My reasoning failures aside, the effective altruists' tendency to rationally analyze everything is endearing, and I should disclose that I've been won over. I'm a cosmopolitan utilitarian, too. I've given to GiveWell's recommended charities for years (GiveDirectly is my current favorite). I'm friends with many of the staffers outside work. I talked to Karnofsky and Berger about policy issues in the early going of Open Phil, even musing about what we should name the idiosyncratic set of positions we happen to share ("newtilitarianism" was rejected as an offense against the English language). And I was and remain deeply excited by the prospect of a dedicated team sharing my values doing empirical research to rank policy issues in order of importance — which is exactly what Open Phil is up to.

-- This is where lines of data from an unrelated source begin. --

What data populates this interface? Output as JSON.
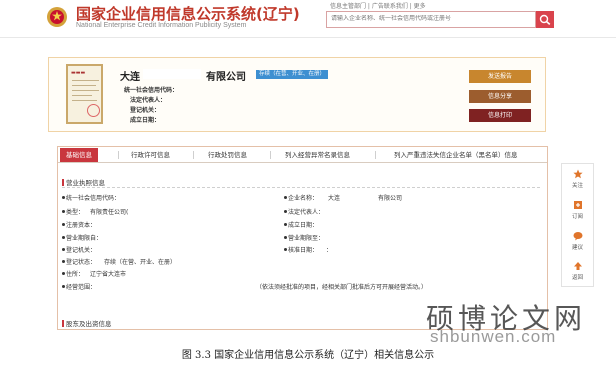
{
  "header": {
    "title": "国家企业信用信息公示系统(辽宁)",
    "subtitle": "National Enterprise Credit Information Publicity System",
    "top_links": "信息主管部门    |    广告联系我们    |    更多",
    "search_placeholder": "请输入企业名称、统一社会信用代码或注册号"
  },
  "company": {
    "name_prefix": "大连",
    "name_suffix": "有限公司",
    "status_badge": "存续（在营、开业、在册）",
    "fields": [
      {
        "label": "统一社会信用代码："
      },
      {
        "label": "法定代表人："
      },
      {
        "label": "登记机关："
      },
      {
        "label": "成立日期："
      }
    ]
  },
  "actions": {
    "send_report": "发送报告",
    "share_info": "信息分享",
    "print_info": "信息打印"
  },
  "tabs": [
    {
      "label": "基础信息",
      "active": true
    },
    {
      "label": "行政许可信息",
      "active": false
    },
    {
      "label": "行政处罚信息",
      "active": false
    },
    {
      "label": "列入经营异常名录信息",
      "active": false
    },
    {
      "label": "列入严重违法失信企业名单（黑名单）信息",
      "active": false
    }
  ],
  "business_license": {
    "section_title": "营业执照信息",
    "left_fields": [
      {
        "label": "统一社会信用代码：",
        "value": ""
      },
      {
        "label": "类型：",
        "value": "有限责任公司("
      },
      {
        "label": "注册资本：",
        "value": ""
      },
      {
        "label": "营业期限自：",
        "value": ""
      },
      {
        "label": "登记机关：",
        "value": ""
      },
      {
        "label": "登记状态：",
        "value": "存续（在营、开业、在册）"
      },
      {
        "label": "住所：",
        "value": "辽宁省大连市"
      }
    ],
    "right_fields": [
      {
        "label": "企业名称：",
        "value": "大连"
      },
      {
        "label": "法定代表人：",
        "value": ""
      },
      {
        "label": "成立日期：",
        "value": ""
      },
      {
        "label": "营业期限至：",
        "value": ""
      },
      {
        "label": "核准日期：",
        "value": "："
      }
    ],
    "company_name_tail": "有限公司",
    "scope_label": "经营范围：",
    "scope_note": "（依法须经批准的项目，经相关部门批准后方可开展经营活动。）"
  },
  "shareholders": {
    "section_title": "股东及出资信息"
  },
  "sidebar": [
    {
      "label": "关注",
      "icon": "star-icon"
    },
    {
      "label": "订阅",
      "icon": "subscribe-icon"
    },
    {
      "label": "建议",
      "icon": "message-icon"
    },
    {
      "label": "返回",
      "icon": "back-top-icon"
    }
  ],
  "watermark": {
    "text": "硕博论文网",
    "url": "shbunwen.com"
  },
  "caption": "图 3.3 国家企业信用信息公示系统（辽宁）相关信息公示",
  "colors": {
    "brand_red": "#c0392b",
    "active_tab": "#c9363e",
    "badge_blue": "#3d8fd1",
    "btn_orange": "#c8862e",
    "btn_brown": "#9c5d2e",
    "btn_red": "#7f2222"
  }
}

How Open Phil thinks about causes

Open Phil may not care about justice as an end in itself, but it's certainly interested in it as a means. Criminal justice reform is one of its top priorities at the moment, not because of the concerns over due process and constitutional liberties that motivate many groups working on the topic, but due to the Open Phil team's hard-to-dispute observation that prison is really, really awful.

Most Americans live lives far better than those of people in developing countries, but the same can't necessarily be said for prisoners. That makes interventions involving American incarceration look similarly promising to ones benefiting the global poor. In global health, it's common to talk in terms of "disability-adjusted life years" (DALYs), which measure a disease's burden by considering both how many years of life it denies victims and how much worse it makes their lives before they perish. A disease that cuts 10 years off your lifespan and causes 10 years of partial paralysis before that has a higher DALY toll than one that just cuts off 10 years, for instance.